The Return of Hostessing
Last week, the New York Times reported on a once-maligned profession making a come back in recession-era Japan: hostessing. It turns out, in the post-boom economy, these high paying jobs are highly coveted and the women who fill them increasingly respected. A few years back, the Press published a book on hostessing called Nightwork: Sexuality, Pleasure, and Corporate Masculinity in a Tokyo Hostess Club. We called on its author, Anne Allison, to respond to the report. Here’s what she had to say:
As the New York Times reported, a profession that once was “scorned” for Japanese women has become much more normalized, even fashionable, in the recent downturn of the economy. This is hostessing: attending to customers by lighting cigarettes, pouring drinks, and massaging egos in a service that is sexual if not sex per se. As a practice, hostess bars and clubs grew up in the high economic growth period of postwar Japan when they were a popular site for business entertainment—trust was built during lavish nights that could cost astronomical sums, all charged on business expense.
It was at the height of the bubble economy that I did my own research on hostess clubs. Interested in how Japanese corporate capitalism was being fed by the fantasy interactions between hostesses and customers, I became a hostess myself, working for four months in a high class hostess club in the Roppongi district of Tokyo. As a graduate student of anthropology at the University of Chicago, this “fieldwork” was the basis of my dissertation, and later book. As I discovered then, a double-standard adhered to the gendering of roles in the hostess world; respectable salarymen treated hostess “play” as a (sanctioned) extension of work, but hostesses who actually worked here (instead of marrying and becoming wives) were stigmatized as socially “dirty.”

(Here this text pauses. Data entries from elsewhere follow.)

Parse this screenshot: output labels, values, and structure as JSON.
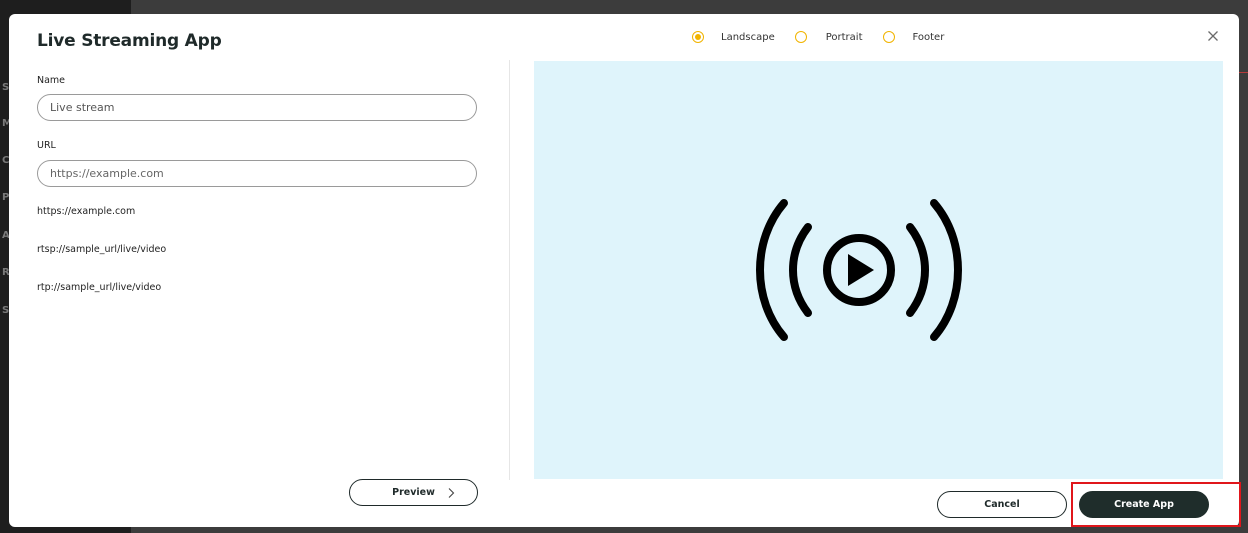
{
  "modal": {
    "title": "Live Streaming App",
    "layout_options": [
      {
        "label": "Landscape",
        "selected": true
      },
      {
        "label": "Portrait",
        "selected": false
      },
      {
        "label": "Footer",
        "selected": false
      }
    ]
  },
  "form": {
    "name_label": "Name",
    "name_value": "Live stream",
    "url_label": "URL",
    "url_placeholder": "https://example.com",
    "url_examples": [
      "https://example.com",
      "rtsp://sample_url/live/video",
      "rtp://sample_url/live/video"
    ],
    "preview_button": "Preview"
  },
  "preview": {
    "background_color": "#dff4fb",
    "icon": "live-stream-icon"
  },
  "actions": {
    "cancel_label": "Cancel",
    "create_label": "Create App"
  },
  "colors": {
    "accent": "#f1b400",
    "primary_button": "#1f2d2b",
    "highlight": "#e0161b"
  }
}
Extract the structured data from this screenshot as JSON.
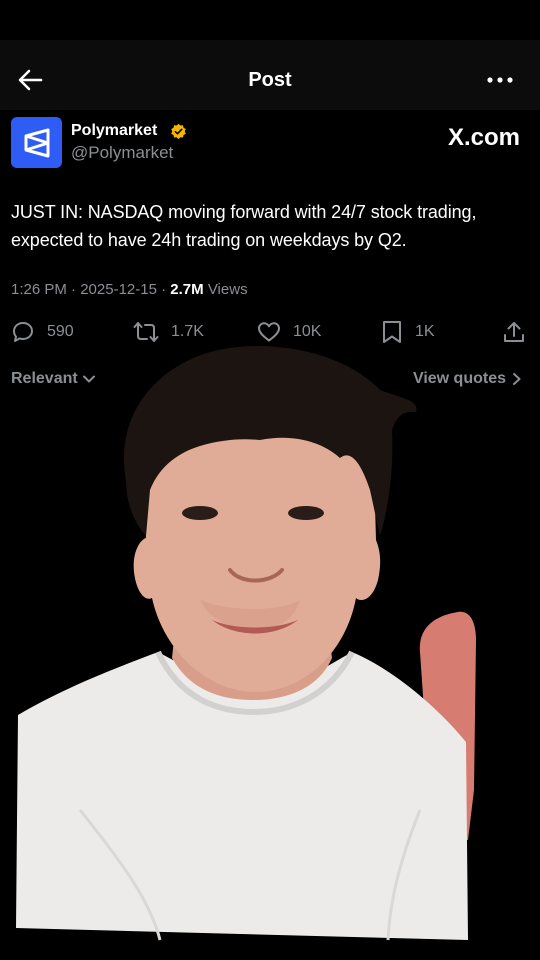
{
  "header": {
    "title": "Post",
    "back_icon": "arrow-left-icon",
    "more_icon": "ellipsis-icon"
  },
  "author": {
    "name": "Polymarket",
    "handle": "@Polymarket",
    "avatar_icon": "polymarket-logo",
    "verified_icon": "verified-badge-icon",
    "verified_color": "#f5b800",
    "avatar_color": "#2e5cf5"
  },
  "watermark": "X.com",
  "post": {
    "text": "JUST IN: NASDAQ moving forward with 24/7 stock trading, expected to have 24h trading on weekdays by Q2.",
    "time": "1:26 PM",
    "date": "2025-12-15",
    "separator": "·",
    "views": "2.7M",
    "views_label": "Views"
  },
  "actions": {
    "replies": "590",
    "reposts": "1.7K",
    "likes": "10K",
    "bookmarks": "1K"
  },
  "replies_bar": {
    "sort_label": "Relevant",
    "view_quotes_label": "View quotes"
  }
}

But things have changed in the post postwar environment of these now recessionary times. Since the bursting of the Bubble in 1991, the economy has been dire, destabilizing jobs particularly for young people (one-half of whom work in so-called irregular jobs characterized by low wages and no security). Women have been harder hit yet (70% are irregularly employed) and, with the job market so depressed, working in what is the current arena of hostessing—kyabakura (cabaret hostess clubs)—has become both a viable and attractive option. Not only are wages higher there, but jobs are more available. But what does it mean that such a profession has become more acceptable for women today in Japan? Is this a sign of a feminist revolution, a greater parity of gender roles and a loosening of the old gendered division of labor (women marry while men work outside)? Hardly, I would say, particularly given that such career options are being driven by the very paucity of viable employment elsewhere in a job market that continues to discriminate against women (and Japan is the worst of all industrialized countries in this regard). Further, while becoming a kyabakura jo (hostess) is seen as desirable by more and more young women, becoming an old-fashioned housewife—staying at home supported by a husband’s salary—is even higher-rated for the longer-term economic security such a marriage once assured (but, in reality, is far less likely to today). One of the newest social trends this year, in fact, is konkatsu—hunting for a marriage partner as one does for a job. What women say they are looking for—with marriage and even hostessing too, to a degree—is safety: being comfortable and secure in a material, everyday sense. So, on the one hand, women are still seeking marriages in which men are expected to bring in (more of) the salary. On the other hand, they are taking things into their own hands and working where they can get the best pay—in a realm where the bruised egos of men still need bolstering.
So, a Japan where gender politics is both more of the same, but also beginning to show signs of a change.